Bright and early this morning, I brought my vehicle in for an oil change. It was a scheduled complimentary oil change at a nearby auto dealership. I groan just typing the words. I hate having the oil changed in my vehicle. Even for free. Don’t get me wrong, I don’t want to do it myself. But I am a woman, going into an auto dealership, and all I want is a simple oil change.
In my mind, I had already formulated the extra things they were going to try to convince me that I “need.” The air filter was an absolute given. Other items in the potential running were fuel filter, brake pads, system flush, A/C recharge, tire rotation, or the ever popular dissertation on tire wear and how all the tires need to be replaced.
I was greeted by a friendly customer service specialist, Ray. He was a smiley, happy-go-lucky kind of guy. Not your typical specialist. Anyway, he was courteous and showed me to the waiting area.
There were two other “guests” waiting already. They both ignored the television that had ESPN blaring. I brought a book to read, but the tv was so loud, I couldn’t concentrate.
Dale Earnhardt Jr. won at Pocono. So, my dad’s happy. But California Chrome’s owner was anything but happy. By now, most of The Free World knew that. I give him credit for not stringing together a long bunch of expletives on camera. Lord knows he probably wanted to. And I loved how his wife (she was standing behind him) was poking him trying to get him to calm down during the interview. Priceless!
I was saved from having to hear the baseball updates by the sudden wailing of a high-pitched screeching alarm. It wasn’t a car alarm. It was the building alarm. The other “guests” and I looked at each other briefly. They went back to what they were doing. I looked around to try to identify the problem. I didn’t smell smoke or see a fire. And there was an exit door directly in front of me. So, I could escape if the situation warranted.
A guy walked out of his office and looked around in all directions before returning to his office. A second guy did the same thing. A few moments later, my buddy, Ray, came from the service area and looked around.
I said, “That alarm is really annoying. Nobody seems to be turning it off.”
He replied, “Huh! That’s odd.” Then he walked off.
A minute or so later, a salesman walked to the keypad near the front door. He pressed something.

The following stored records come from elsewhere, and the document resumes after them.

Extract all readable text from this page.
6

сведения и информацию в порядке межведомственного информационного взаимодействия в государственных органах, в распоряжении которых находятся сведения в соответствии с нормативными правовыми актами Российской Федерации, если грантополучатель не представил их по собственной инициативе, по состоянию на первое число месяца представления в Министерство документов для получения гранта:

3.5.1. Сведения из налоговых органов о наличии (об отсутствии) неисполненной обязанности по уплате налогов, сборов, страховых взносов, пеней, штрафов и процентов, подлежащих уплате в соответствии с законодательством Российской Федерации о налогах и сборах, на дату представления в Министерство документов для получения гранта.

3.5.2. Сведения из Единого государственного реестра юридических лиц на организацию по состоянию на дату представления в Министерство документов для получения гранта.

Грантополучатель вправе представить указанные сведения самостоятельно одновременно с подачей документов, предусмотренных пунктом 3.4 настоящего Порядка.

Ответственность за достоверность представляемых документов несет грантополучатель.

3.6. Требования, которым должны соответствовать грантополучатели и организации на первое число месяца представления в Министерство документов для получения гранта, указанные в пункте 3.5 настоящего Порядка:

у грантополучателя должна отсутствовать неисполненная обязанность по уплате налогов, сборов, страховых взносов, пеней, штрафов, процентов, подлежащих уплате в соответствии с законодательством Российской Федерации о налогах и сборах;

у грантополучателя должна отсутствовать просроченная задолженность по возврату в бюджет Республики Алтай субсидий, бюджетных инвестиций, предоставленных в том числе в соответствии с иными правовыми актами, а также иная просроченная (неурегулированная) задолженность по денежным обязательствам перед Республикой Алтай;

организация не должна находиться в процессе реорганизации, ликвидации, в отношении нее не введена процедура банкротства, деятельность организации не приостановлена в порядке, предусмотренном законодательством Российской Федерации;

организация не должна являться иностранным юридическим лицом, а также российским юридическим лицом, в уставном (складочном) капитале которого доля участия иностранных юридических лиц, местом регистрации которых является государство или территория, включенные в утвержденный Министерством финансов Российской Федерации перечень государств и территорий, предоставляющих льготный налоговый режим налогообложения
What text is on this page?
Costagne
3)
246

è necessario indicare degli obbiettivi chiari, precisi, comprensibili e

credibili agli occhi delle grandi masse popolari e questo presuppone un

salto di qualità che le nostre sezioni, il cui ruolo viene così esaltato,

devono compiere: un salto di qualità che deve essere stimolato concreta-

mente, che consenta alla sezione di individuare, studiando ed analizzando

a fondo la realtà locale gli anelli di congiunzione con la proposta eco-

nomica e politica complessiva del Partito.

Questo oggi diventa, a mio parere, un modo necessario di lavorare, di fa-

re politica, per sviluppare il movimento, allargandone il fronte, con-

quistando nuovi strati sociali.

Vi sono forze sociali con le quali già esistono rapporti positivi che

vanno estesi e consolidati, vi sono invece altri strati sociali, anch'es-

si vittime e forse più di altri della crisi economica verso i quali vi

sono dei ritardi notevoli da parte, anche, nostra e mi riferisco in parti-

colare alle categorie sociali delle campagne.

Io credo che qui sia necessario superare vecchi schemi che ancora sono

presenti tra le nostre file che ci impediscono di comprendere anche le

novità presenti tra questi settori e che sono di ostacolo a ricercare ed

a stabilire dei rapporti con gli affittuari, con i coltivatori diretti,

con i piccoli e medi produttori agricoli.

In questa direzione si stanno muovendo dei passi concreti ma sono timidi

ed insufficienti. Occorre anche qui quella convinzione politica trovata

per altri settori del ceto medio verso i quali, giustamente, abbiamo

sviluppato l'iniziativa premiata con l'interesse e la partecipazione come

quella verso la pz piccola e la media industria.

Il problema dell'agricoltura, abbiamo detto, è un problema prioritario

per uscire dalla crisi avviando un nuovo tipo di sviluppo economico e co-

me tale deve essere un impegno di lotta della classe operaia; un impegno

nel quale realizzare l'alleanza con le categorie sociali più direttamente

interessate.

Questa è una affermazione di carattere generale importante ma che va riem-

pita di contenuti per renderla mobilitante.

From an office, a voice yelled, “Just press ‘Silence.’”
The salesman yelled back, “I did! It didn’t work!”
The office voice shouted, “It should have!”
The salesman shouted back, “It didn’t!”
Another salesman appeared. “Did you press ‘Silence?’”
Salesman #1 replied, “Yeah. It didn’t work.”
Salesman #2 grunted. “Hmmm. Should’ve worked.”
Salesman #3 approached, carrying a cup of coffee. “It needs a code.”
Salesman #1 yelled, “Does anybody know the code?”
The faceless office voice responded, “I don’t know the code. Does Joe know the code?”
Salesman #2 said, “No. Joe doesn’t know the code.”
Salesman #1 stated, “Somebody has to have the code.”
Salesman #3 replied, “Doug knows the code.”
Salesman #1 asked, “Where’s Doug?”
Salesman #3 shrugged. “He’s not working today.”
Salesman #1 swore, “Jesus Christ! Does anyone else know the code?!”
The faceless office voice offered, “Let me ask Ann. She might know who has the code.”
Sorry, but this was hysterical. I tried not to laugh out loud. But I guess I could have because they wouldn’t have heard me over the stupid alarm! I was also wondering where the police were. This was the building alarm. The cops should have shown up by now. We’re going on twenty minutes. My home ADT system dispatches the police to my house. They arrive in less than five minutes. How I know that is a story for another day!
Anyway, as you might have guessed, Ann knew the code. She took care of the alarm. Thank you, Ann. Although why she didn’t take care of it without prompting was beyond me.
By this time, Ray was approaching me with my air filter. I braced myself as he started his spiel.
“No, thanks. I’ll keep it for a bit longer.” It didn’t look that terrible. My furnace filter has looked worse.
Ray didn’t argue. He continued, “The wipers are a bit worn.”
I declined those as well.
Then he did the unimaginable. He said, “Okay,” and walked away.
I was confused. I was prepared to say, “No,” at least a few more times. Huh!
After signing the paperwork for $0.00, I left, smiling! The entire process took thirty-four minutes. That was the best oil change experience I’ve ever had. And they threw in a complimentary comedy act too! Bonus!